Abbas Bazoun, de 46 años, dijo que él, su esposa y sus cuatro hijos habían estado viviendo en su camioneta durante semanas después de haber sido desplazados de su casa en Deir Aames, en el sur del Líbano.
Dijo que les prohibieron llevar al perro de su familia a los refugios y, al negarse a abandonar a sus mascotas, no tuvieron más remedio que dormir en sus vehículos.
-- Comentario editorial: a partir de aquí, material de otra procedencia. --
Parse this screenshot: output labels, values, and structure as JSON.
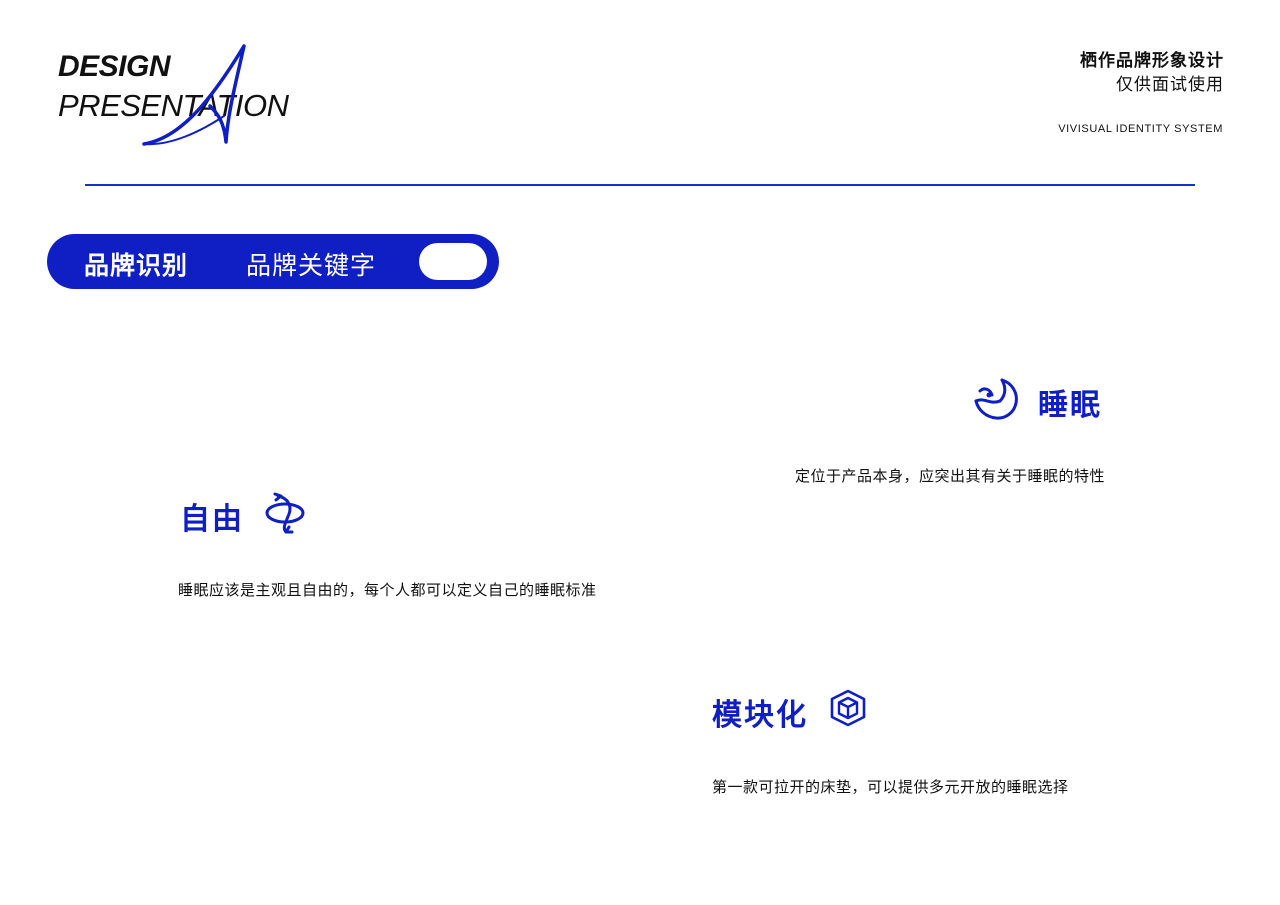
{
  "header": {
    "logo_line1": "DESIGN",
    "logo_line2": "PRESENTATION",
    "title": "栖作品牌形象设计",
    "subtitle": "仅供面试使用",
    "system_label": "VIVISUAL IDENTITY SYSTEM"
  },
  "tag": {
    "primary": "品牌识别",
    "secondary": "品牌关键字"
  },
  "keywords": {
    "sleep": {
      "title": "睡眠",
      "desc": "定位于产品本身，应突出其有关于睡眠的特性",
      "icon": "moon-sleep-icon"
    },
    "free": {
      "title": "自由",
      "desc": "睡眠应该是主观且自由的，每个人都可以定义自己的睡眠标准",
      "icon": "orbit-arrows-icon"
    },
    "modular": {
      "title": "模块化",
      "desc": "第一款可拉开的床垫，可以提供多元开放的睡眠选择",
      "icon": "cube-icon"
    }
  },
  "colors": {
    "accent": "#0f1fc4",
    "text": "#111111",
    "background": "#ffffff"
  }
}
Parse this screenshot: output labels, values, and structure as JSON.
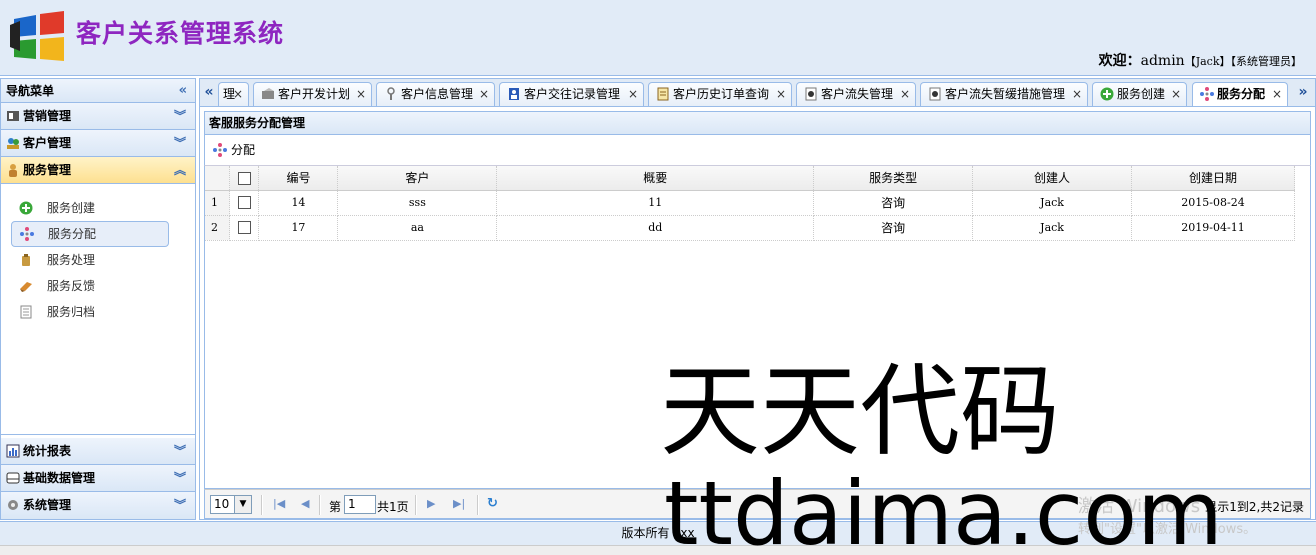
{
  "header": {
    "title": "客户关系管理系统",
    "welcome_prefix": "欢迎：",
    "user": "admin",
    "user_name": "【Jack】",
    "user_role": "【系统管理员】"
  },
  "nav": {
    "title": "导航菜单",
    "sections": [
      {
        "label": "营销管理"
      },
      {
        "label": "客户管理"
      },
      {
        "label": "服务管理"
      },
      {
        "label": "统计报表"
      },
      {
        "label": "基础数据管理"
      },
      {
        "label": "系统管理"
      }
    ],
    "service_items": [
      {
        "label": "服务创建"
      },
      {
        "label": "服务分配"
      },
      {
        "label": "服务处理"
      },
      {
        "label": "服务反馈"
      },
      {
        "label": "服务归档"
      }
    ]
  },
  "tabs": [
    {
      "label": "理"
    },
    {
      "label": "客户开发计划"
    },
    {
      "label": "客户信息管理"
    },
    {
      "label": "客户交往记录管理"
    },
    {
      "label": "客户历史订单查询"
    },
    {
      "label": "客户流失管理"
    },
    {
      "label": "客户流失暂缓措施管理"
    },
    {
      "label": "服务创建"
    },
    {
      "label": "服务分配"
    }
  ],
  "tab_close": "×",
  "panel": {
    "title": "客服服务分配管理",
    "assign_button": "分配"
  },
  "grid": {
    "columns": [
      "编号",
      "客户",
      "概要",
      "服务类型",
      "创建人",
      "创建日期"
    ],
    "rows": [
      {
        "num": "1",
        "id": "14",
        "customer": "sss",
        "summary": "11",
        "type": "咨询",
        "creator": "Jack",
        "date": "2015-08-24"
      },
      {
        "num": "2",
        "id": "17",
        "customer": "aa",
        "summary": "dd",
        "type": "咨询",
        "creator": "Jack",
        "date": "2019-04-11"
      }
    ]
  },
  "pager": {
    "page_size": "10",
    "page_label_pre": "第",
    "page_value": "1",
    "page_label_post": "共1页",
    "info": "显示1到2,共2记录"
  },
  "footer": {
    "text": "版本所有 xxx"
  },
  "watermark": {
    "line1": "天天代码",
    "line2": "ttdaima.com",
    "windows1": "激活 Windows",
    "windows2": "转到\"设置\"以激活 Windows。"
  }
}
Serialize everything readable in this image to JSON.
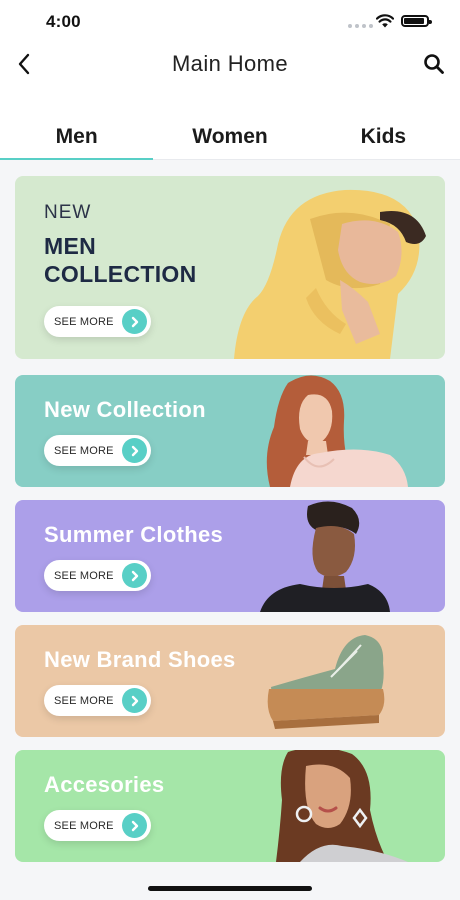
{
  "status_bar": {
    "time": "4:00"
  },
  "nav": {
    "title": "Main Home",
    "back_icon": "chevron-left-icon",
    "search_icon": "search-icon"
  },
  "tabs": [
    {
      "label": "Men",
      "active": true
    },
    {
      "label": "Women",
      "active": false
    },
    {
      "label": "Kids",
      "active": false
    }
  ],
  "hero": {
    "kicker": "NEW",
    "title_line1": "MEN",
    "title_line2": "COLLECTION",
    "button": "SEE MORE",
    "bg": "#d5e9cf"
  },
  "banners": [
    {
      "label": "New Collection",
      "button": "SEE MORE",
      "bg": "#87cec5"
    },
    {
      "label": "Summer Clothes",
      "button": "SEE MORE",
      "bg": "#ac9fe9"
    },
    {
      "label": "New Brand Shoes",
      "button": "SEE MORE",
      "bg": "#ebc8a6"
    },
    {
      "label": "Accesories",
      "button": "SEE MORE",
      "bg": "#a5e6a8"
    }
  ],
  "accent_color": "#58cfc6"
}
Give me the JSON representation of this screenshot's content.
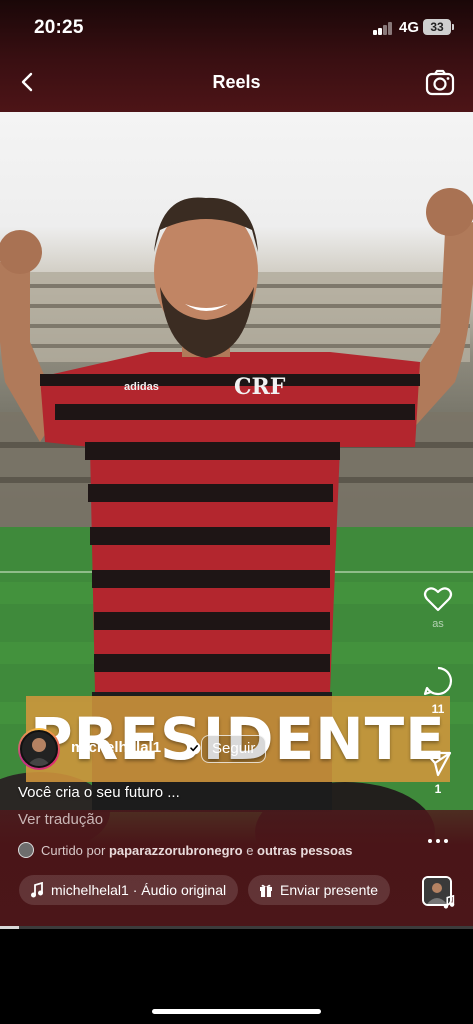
{
  "status_bar": {
    "time": "20:25",
    "network": "4G",
    "battery": "33"
  },
  "nav": {
    "title": "Reels",
    "back_icon": "chevron-left-icon",
    "camera_icon": "camera-icon"
  },
  "reel": {
    "banner_text": "PRESIDENTE",
    "likes_count": "as",
    "comments_count": "11",
    "shares_count": "1"
  },
  "author": {
    "username": "michelhelal1",
    "verified": true,
    "follow_label": "Seguir",
    "caption": "Você cria o seu futuro ..."
  },
  "translate_label": "Ver tradução",
  "liked_by": {
    "prefix": "Curtido por",
    "user": "paparazzorubronegro",
    "connector": "e",
    "others": "outras pessoas"
  },
  "audio": {
    "label": "michelhelal1 · Áudio original"
  },
  "gift": {
    "label": "Enviar presente"
  },
  "progress": 0.04,
  "colors": {
    "accent_bg": "#4b1619",
    "banner": "#d2963c"
  }
}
“Mi perro es muy querido para mí y no puedo regalarlo”, dijo Bazoun. Dijo que su familia aún no sabía si su casa seguía intacta, pero que su pequeña tienda que vendía frutas y verduras fue destruida durante la ofensiva israelí.
Dijo que su esposa quedó traumatizada y sufrió un “ataque de nervios” debido al fuego israelí. “Nos enfrentamos a muchos bombardeos antes de irnos”, dijo.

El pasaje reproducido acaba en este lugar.